High-Entropy Polyanionic Lithium Superionic Conductors

High-entropy ceramics are attracting large interest because of their unique materials properties. Nevertheless, the effect of entropy on the lithium transport remains largely elusive. Here, we report, for the first time, about medium- and high-entropy polyanionic lithium superionic conductors crystallizing in the F–43m space group and adopting the so-called argyrodite structure. The Li6PS5[Cl0.33Br0.33I0.33], Li6P[S2.5Se2.5][Cl0.33Br0.33I0.33], and Li6.5[Ge0.5P0.5][S2.5Se2.5][Cl0.33Br0.33I0.33] materials were structurally characterized using complementary synchrotron and neutron scattering techniques in combination with 31P magic-angle spinning (MAS) nuclear magnetic resonance (NMR) spectroscopy. We show that, in contrast to other high-entropy ceramics, an unequal distribution of elements over the respective crystallographic sites occurs in these materials.

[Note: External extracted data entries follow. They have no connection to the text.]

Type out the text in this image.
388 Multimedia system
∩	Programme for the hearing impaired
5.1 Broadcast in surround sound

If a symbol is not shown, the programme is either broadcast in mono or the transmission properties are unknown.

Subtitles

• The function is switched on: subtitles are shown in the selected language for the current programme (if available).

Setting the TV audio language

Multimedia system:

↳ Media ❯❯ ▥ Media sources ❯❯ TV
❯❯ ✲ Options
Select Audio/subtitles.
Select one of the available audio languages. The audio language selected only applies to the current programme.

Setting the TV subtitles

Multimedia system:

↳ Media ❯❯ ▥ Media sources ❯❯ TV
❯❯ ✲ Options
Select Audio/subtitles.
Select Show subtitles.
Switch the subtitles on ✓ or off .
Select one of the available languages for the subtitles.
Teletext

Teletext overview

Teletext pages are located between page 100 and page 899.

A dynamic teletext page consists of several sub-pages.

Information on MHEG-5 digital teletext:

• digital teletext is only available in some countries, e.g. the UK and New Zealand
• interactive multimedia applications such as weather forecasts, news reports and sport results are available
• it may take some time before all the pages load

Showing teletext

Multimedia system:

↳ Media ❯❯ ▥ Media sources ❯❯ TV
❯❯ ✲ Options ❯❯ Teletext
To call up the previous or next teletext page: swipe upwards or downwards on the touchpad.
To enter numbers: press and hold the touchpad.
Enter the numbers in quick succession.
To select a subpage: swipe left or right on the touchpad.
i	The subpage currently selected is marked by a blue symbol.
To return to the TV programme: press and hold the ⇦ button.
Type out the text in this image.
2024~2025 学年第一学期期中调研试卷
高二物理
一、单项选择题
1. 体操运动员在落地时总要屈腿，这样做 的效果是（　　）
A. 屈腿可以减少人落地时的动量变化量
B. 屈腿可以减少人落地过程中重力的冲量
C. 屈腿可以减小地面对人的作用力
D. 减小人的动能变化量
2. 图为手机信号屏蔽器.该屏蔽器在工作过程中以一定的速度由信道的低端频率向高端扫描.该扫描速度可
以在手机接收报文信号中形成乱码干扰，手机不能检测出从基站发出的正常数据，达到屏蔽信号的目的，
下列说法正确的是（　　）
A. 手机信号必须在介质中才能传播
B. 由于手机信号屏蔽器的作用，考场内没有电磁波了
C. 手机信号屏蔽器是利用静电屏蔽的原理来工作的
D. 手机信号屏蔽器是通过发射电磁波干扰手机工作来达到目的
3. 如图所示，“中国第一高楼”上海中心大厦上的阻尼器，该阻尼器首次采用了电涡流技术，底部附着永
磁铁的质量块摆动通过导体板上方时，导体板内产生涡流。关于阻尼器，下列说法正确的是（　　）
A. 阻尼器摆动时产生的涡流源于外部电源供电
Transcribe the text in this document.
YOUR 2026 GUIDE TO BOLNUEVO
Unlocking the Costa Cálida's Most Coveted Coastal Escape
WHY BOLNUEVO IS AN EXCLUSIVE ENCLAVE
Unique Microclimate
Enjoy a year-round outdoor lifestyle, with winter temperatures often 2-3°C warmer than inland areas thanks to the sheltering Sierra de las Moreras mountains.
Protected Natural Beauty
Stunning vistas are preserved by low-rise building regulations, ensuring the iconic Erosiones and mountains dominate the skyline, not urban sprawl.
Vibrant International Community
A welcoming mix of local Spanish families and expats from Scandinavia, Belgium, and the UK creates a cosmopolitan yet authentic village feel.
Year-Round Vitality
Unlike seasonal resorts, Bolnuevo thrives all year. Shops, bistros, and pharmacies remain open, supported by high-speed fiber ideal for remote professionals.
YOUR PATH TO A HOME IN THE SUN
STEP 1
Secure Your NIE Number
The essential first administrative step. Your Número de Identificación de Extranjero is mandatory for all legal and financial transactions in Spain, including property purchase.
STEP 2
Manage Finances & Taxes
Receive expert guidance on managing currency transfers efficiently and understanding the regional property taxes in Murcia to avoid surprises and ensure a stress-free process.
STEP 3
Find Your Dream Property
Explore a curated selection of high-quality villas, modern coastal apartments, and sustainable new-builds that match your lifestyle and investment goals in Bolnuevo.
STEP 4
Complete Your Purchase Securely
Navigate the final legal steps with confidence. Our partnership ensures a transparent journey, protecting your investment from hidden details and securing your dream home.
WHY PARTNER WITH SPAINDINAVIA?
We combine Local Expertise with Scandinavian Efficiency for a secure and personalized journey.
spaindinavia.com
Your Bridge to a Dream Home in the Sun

Using electrochemical impedance spectroscopy (EIS) and 7Li pulsed field gradient (PFG) NMR spectroscopy, we demonstrate that introducing entropy (compositional disorder) marginally affects the room-temperature ionic conductivity (∼10–3 S cm–1) but instead lowers the activation energy for conduction to 0.22 eV. Our results emphasize the possibility of increasing entropy in polyanionic materials, thereby opening up compositional space for the search of Li-ion conductors with unprecedented properties.